« Le Chant des revenants », de Jesmyn Ward

L’Amérique profonde, terre de malheurs

par ALPHONSE CUGIER
Publié le 19 avril 2019 à 13:05

Une ferme du Mississippi, un Sud meurtri par le racisme où les enfants doivent grandir très vite. Jojo, un jeune métis de treize ans qui veille sur sa petite sœur Kayla, vit avec ses grands-parents, une Mamie, douce sorcière, qui se meurt d’un cancer et un Papy qui, sans leçons de morale, lui apprend les choses de la vie.

Jojo l’adore et en fait son modèle. Les parents sont « ailleurs » : Michael, le père, un Blanc, ouvrier soudeur sans emploi, purge une peine de trois ans au pénitencier de Parchman, pour trafic de drogue. Jojo ne connaît pas sa famille qui n’a jamais accepté que leur fils fasse un enfant à une pute nègre.
Depuis l’emprisonnement de son mari et pour évacuer le souvenir de son jeune frère assassiné, Léonie se drogue. Lorsqu’elle apprend la libération de son mari, elle part l’attendre, embarquant dans sa voiture ses deux enfants et sa copine de défonce. Commence dès lors un voyage plein de dangers.

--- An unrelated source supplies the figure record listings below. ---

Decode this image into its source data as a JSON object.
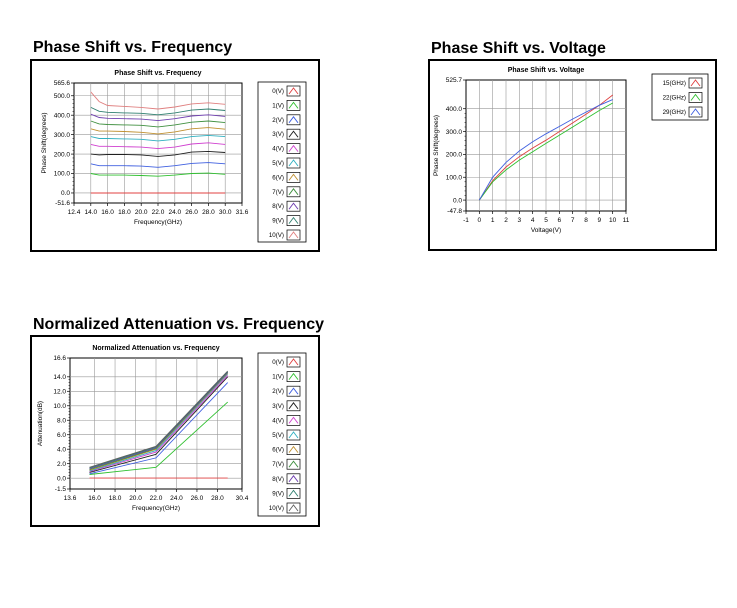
{
  "headings": {
    "chart1": "Phase Shift vs. Frequency",
    "chart2": "Phase Shift vs. Voltage",
    "chart3": "Normalized Attenuation vs. Frequency"
  },
  "chart_data": [
    {
      "type": "line",
      "title": "Phase Shift vs. Frequency",
      "xlabel": "Frequency(GHz)",
      "ylabel": "Phase Shift(degrees)",
      "xlim": [
        12.4,
        31.6
      ],
      "ylim": [
        -51.6,
        565.6
      ],
      "x_ticks": [
        "12.4",
        "14.0",
        "16.0",
        "18.0",
        "20.0",
        "22.0",
        "24.0",
        "26.0",
        "28.0",
        "30.0",
        "31.6"
      ],
      "y_ticks": [
        "565.6",
        "500.0",
        "400.0",
        "300.0",
        "200.0",
        "100.0",
        "0.0",
        "-51.6"
      ],
      "legend_position": "right",
      "x": [
        14,
        15,
        16,
        18,
        20,
        22,
        24,
        26,
        28,
        30
      ],
      "series": [
        {
          "name": "0(V)",
          "color": "#e04040",
          "values": [
            0,
            0,
            0,
            0,
            0,
            0,
            0,
            0,
            0,
            0
          ]
        },
        {
          "name": "1(V)",
          "color": "#30c030",
          "values": [
            100,
            92,
            92,
            92,
            90,
            86,
            92,
            100,
            102,
            96
          ]
        },
        {
          "name": "2(V)",
          "color": "#4060e0",
          "values": [
            150,
            140,
            140,
            140,
            138,
            132,
            140,
            152,
            156,
            150
          ]
        },
        {
          "name": "3(V)",
          "color": "#202020",
          "values": [
            200,
            196,
            198,
            198,
            196,
            188,
            196,
            210,
            214,
            208
          ]
        },
        {
          "name": "4(V)",
          "color": "#d040d0",
          "values": [
            250,
            240,
            240,
            238,
            236,
            228,
            236,
            252,
            258,
            250
          ]
        },
        {
          "name": "5(V)",
          "color": "#30b0c0",
          "values": [
            290,
            280,
            280,
            278,
            276,
            268,
            276,
            290,
            296,
            290
          ]
        },
        {
          "name": "6(V)",
          "color": "#c09030",
          "values": [
            330,
            318,
            318,
            316,
            312,
            304,
            314,
            330,
            336,
            328
          ]
        },
        {
          "name": "7(V)",
          "color": "#409040",
          "values": [
            370,
            355,
            352,
            350,
            348,
            340,
            350,
            364,
            370,
            362
          ]
        },
        {
          "name": "8(V)",
          "color": "#7040b0",
          "values": [
            405,
            388,
            384,
            382,
            380,
            372,
            382,
            396,
            402,
            394
          ]
        },
        {
          "name": "9(V)",
          "color": "#308070",
          "values": [
            440,
            420,
            415,
            412,
            410,
            402,
            412,
            426,
            432,
            424
          ]
        },
        {
          "name": "10(V)",
          "color": "#e08080",
          "values": [
            520,
            470,
            450,
            445,
            440,
            432,
            442,
            458,
            464,
            456
          ]
        }
      ]
    },
    {
      "type": "line",
      "title": "Phase Shift vs. Voltage",
      "xlabel": "Voltage(V)",
      "ylabel": "Phase Shift(degrees)",
      "xlim": [
        -1,
        11
      ],
      "ylim": [
        -47.8,
        525.7
      ],
      "x_ticks": [
        "-1",
        "0",
        "1",
        "2",
        "3",
        "4",
        "5",
        "6",
        "7",
        "8",
        "9",
        "10",
        "11"
      ],
      "y_ticks": [
        "525.7",
        "400.0",
        "300.0",
        "200.0",
        "100.0",
        "0.0",
        "-47.8"
      ],
      "legend_position": "right",
      "x": [
        0,
        1,
        2,
        3,
        4,
        5,
        6,
        7,
        8,
        9,
        10
      ],
      "series": [
        {
          "name": "15(GHz)",
          "color": "#e04040",
          "values": [
            0,
            85,
            145,
            190,
            228,
            262,
            300,
            338,
            376,
            415,
            460
          ]
        },
        {
          "name": "22(GHz)",
          "color": "#30c030",
          "values": [
            0,
            80,
            132,
            175,
            212,
            248,
            284,
            320,
            356,
            392,
            425
          ]
        },
        {
          "name": "29(GHz)",
          "color": "#4060e0",
          "values": [
            0,
            100,
            165,
            215,
            255,
            290,
            322,
            355,
            385,
            415,
            440
          ]
        }
      ]
    },
    {
      "type": "line",
      "title": "Normalized Attenuation vs. Frequency",
      "xlabel": "Frequency(GHz)",
      "ylabel": "Attenuation(dB)",
      "xlim": [
        13.6,
        30.4
      ],
      "ylim": [
        -1.5,
        16.6
      ],
      "x_ticks": [
        "13.6",
        "16.0",
        "18.0",
        "20.0",
        "22.0",
        "24.0",
        "26.0",
        "28.0",
        "30.4"
      ],
      "y_ticks": [
        "16.6",
        "14.0",
        "12.0",
        "10.0",
        "8.0",
        "6.0",
        "4.0",
        "2.0",
        "0.0",
        "-1.5"
      ],
      "legend_position": "right",
      "x": [
        15.5,
        22,
        29
      ],
      "series": [
        {
          "name": "0(V)",
          "color": "#e04040",
          "values": [
            0,
            0,
            0
          ]
        },
        {
          "name": "1(V)",
          "color": "#30c030",
          "values": [
            0.5,
            1.5,
            10.5
          ]
        },
        {
          "name": "2(V)",
          "color": "#4060e0",
          "values": [
            0.6,
            2.8,
            13.2
          ]
        },
        {
          "name": "3(V)",
          "color": "#202020",
          "values": [
            0.8,
            3.3,
            14.0
          ]
        },
        {
          "name": "4(V)",
          "color": "#d040d0",
          "values": [
            0.9,
            3.6,
            14.2
          ]
        },
        {
          "name": "5(V)",
          "color": "#30b0c0",
          "values": [
            1.0,
            3.8,
            14.4
          ]
        },
        {
          "name": "6(V)",
          "color": "#c09030",
          "values": [
            1.1,
            4.0,
            14.5
          ]
        },
        {
          "name": "7(V)",
          "color": "#409040",
          "values": [
            1.2,
            4.1,
            14.6
          ]
        },
        {
          "name": "8(V)",
          "color": "#7040b0",
          "values": [
            1.3,
            4.2,
            14.6
          ]
        },
        {
          "name": "9(V)",
          "color": "#308070",
          "values": [
            1.4,
            4.3,
            14.7
          ]
        },
        {
          "name": "10(V)",
          "color": "#606060",
          "values": [
            1.5,
            4.4,
            14.8
          ]
        }
      ]
    }
  ]
}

Un road movie du désastre ?

Les personnages de ce Mississippi rural, en proie à la misère matérielle et affective, reclus dans leur huis clos, ne peuvent-ils que se débattre dans un univers trop grand pour eux, ressasser leur implacable usure et s’enfoncer dans un chemin sans issue ? Jojo reste droit, il s’est donné un point de repère. Ce grand-père lui raconte ce Sud où l’abolition de l’esclavage, un siècle auparavant, n’a rien changé. Il l’éloigne du désastre pour que son enfance ne le blesse pas le restant de ses jours et laisse entrevoir, derrière l’apparente fatalité et les rêves, un réel toujours accessible. Un brin d’espérance dans la déglingue. Une promesse entretenue dans une région où s’invitent des revenants.
Jojo voit et entend ce que lui confie Richie, décédé avant sa naissance et invisible aux autres. Papy lui a parlé de ce compagnon de jeunesse qui « a été un hors-la-loi dans un Sud hors-la-loi » et qui n’a rien perdu de sa colère et de sa révolte. D’autres fantômes rendent visite aux vivants : Kayla, la petite sœur en voit, pendus dans les arbres, lieux de gibets, souvenir de « chasses aux nègres » et de peurs changeant « la nourriture en sable dans la bouche ». Cette dimension spectrale associée au vécu quotidien participe à la beauté étrange et dérangeante de ce roman.
Trois voix se succèdent, celle de Jojo, franche et directe, de Léonie tenaillée par l’angoisse et celle d’outre-tombe et légendaire de Richie. Le chagrin se mêle à la grâce, la violence à la tendresse. Passé et présent, réalisme cru ou hallucinatoire, trivialité et poésie interfèrent.
Jesmyn Ward fond ensemble avec une respiration et une liberté d’une indéniable maîtrise, les couches de ce récit polyphonique, entraînant le lecteur à la rencontre d’êtres qui survivent et dont certains s’avèrent encore capables d’oser espérer dans un monde où plus rien ne semble devoir advenir.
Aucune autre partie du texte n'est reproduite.